Y en cuanto a lo que está sucediendo ahora en este capítulo de mi historia, os puedo decir que está siendo un momento en las páginas de mis cuadernos que voy a tener que marcar. Porque seguro que vendrán otros en los que la inquietud me tambalee por no saber qué pasos dar, pero volveré a este, a esta fecha, para ver cómo la Laura de ahora, pese a seguir sin tener mucha idea, es cuando mejor está.
Me he dado cuenta por el camino de estos meses de que no todo es para tanto, pero que hay tanto por sentir en todo. He aprendido a ver con una mirada muy distinta que se ha convertido en una forma bastante peculiar y personal de afrontar lo que sea que tenga que pasar. Me ha servido para ver que estoy rodeada de personas especiales, y ese tipo de seres nunca van a dejar de aparecer porque tengo la capacidad de poder, desde lejos, detectarlos. He entendido que todas las personas que quedaron paradas en distintas estaciones de reposo de mi senderito han tenido que hacerlo así porque no había otra forma de que funcionara. Porque no todos tenemos el mismo patrón de ruta, y porque para seguir hacia donde sea que a una le nace avanzar, hay que saber siempre rodearse y más importante aún, hay que saber siempre decir “nos vemos pronto” aunque sepas que no verás ni tarde.

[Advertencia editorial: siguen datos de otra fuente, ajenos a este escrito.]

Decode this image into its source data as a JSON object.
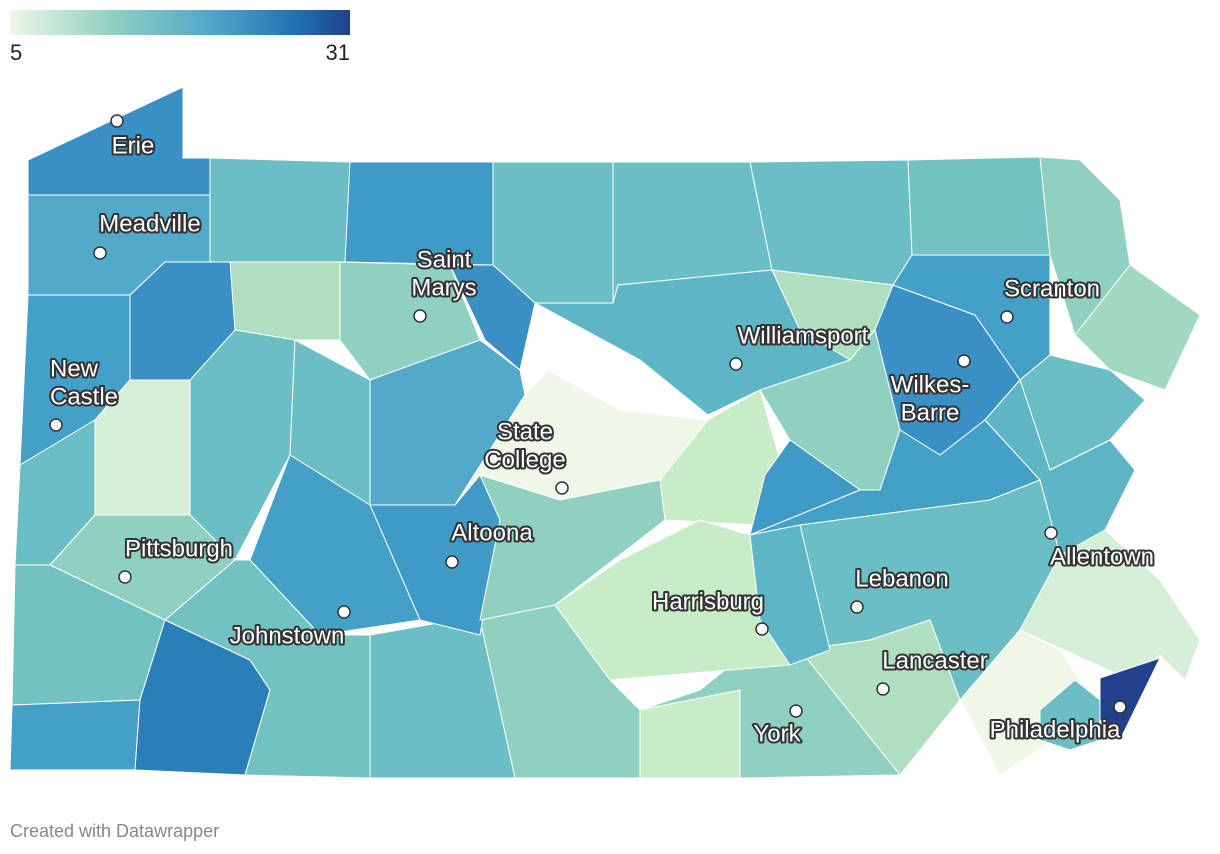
{
  "legend": {
    "min": 5,
    "max": 31
  },
  "cities": [
    {
      "lines": [
        "Erie"
      ]
    },
    {
      "lines": [
        "Meadville"
      ]
    },
    {
      "lines": [
        "Saint",
        "Marys"
      ]
    },
    {
      "lines": [
        "New",
        "Castle"
      ]
    },
    {
      "lines": [
        "State",
        "College"
      ]
    },
    {
      "lines": [
        "Williamsport"
      ]
    },
    {
      "lines": [
        "Scranton"
      ]
    },
    {
      "lines": [
        "Wilkes-",
        "Barre"
      ]
    },
    {
      "lines": [
        "Allentown"
      ]
    },
    {
      "lines": [
        "Pittsburgh"
      ]
    },
    {
      "lines": [
        "Altoona"
      ]
    },
    {
      "lines": [
        "Johnstown"
      ]
    },
    {
      "lines": [
        "Harrisburg"
      ]
    },
    {
      "lines": [
        "Lebanon"
      ]
    },
    {
      "lines": [
        "Lancaster"
      ]
    },
    {
      "lines": [
        "York"
      ]
    },
    {
      "lines": [
        "Philadelphia"
      ]
    }
  ],
  "footer": "Created with Datawrapper"
}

En el fondo todos nos queremos enamorar y eso es lo que más he podido corroborar. Y ese anhelo está automáticamente relacionado con una idea romántica de media naranja, pero os digo que nunca me he sentido más enloquecida por lo que hago, por lo que siento, por cómo actúo y por cómo me muevo. Por las conversaciones que decido tener, por los silencios que prefiero guardar, por lo que pienso y es mejor no soltar y por lo que comparto y en consecuencia obtengo tanto entendimiento y compatibilidad.
Alguien me preguntó hace poco que de qué escribo y responder que escribo de amor hace que los ojos de quien recibe esa respuesta me miren como diciendo; “Gracias, alguien tiene que hacer algo con la incoherencia que todos los demás sentimos”.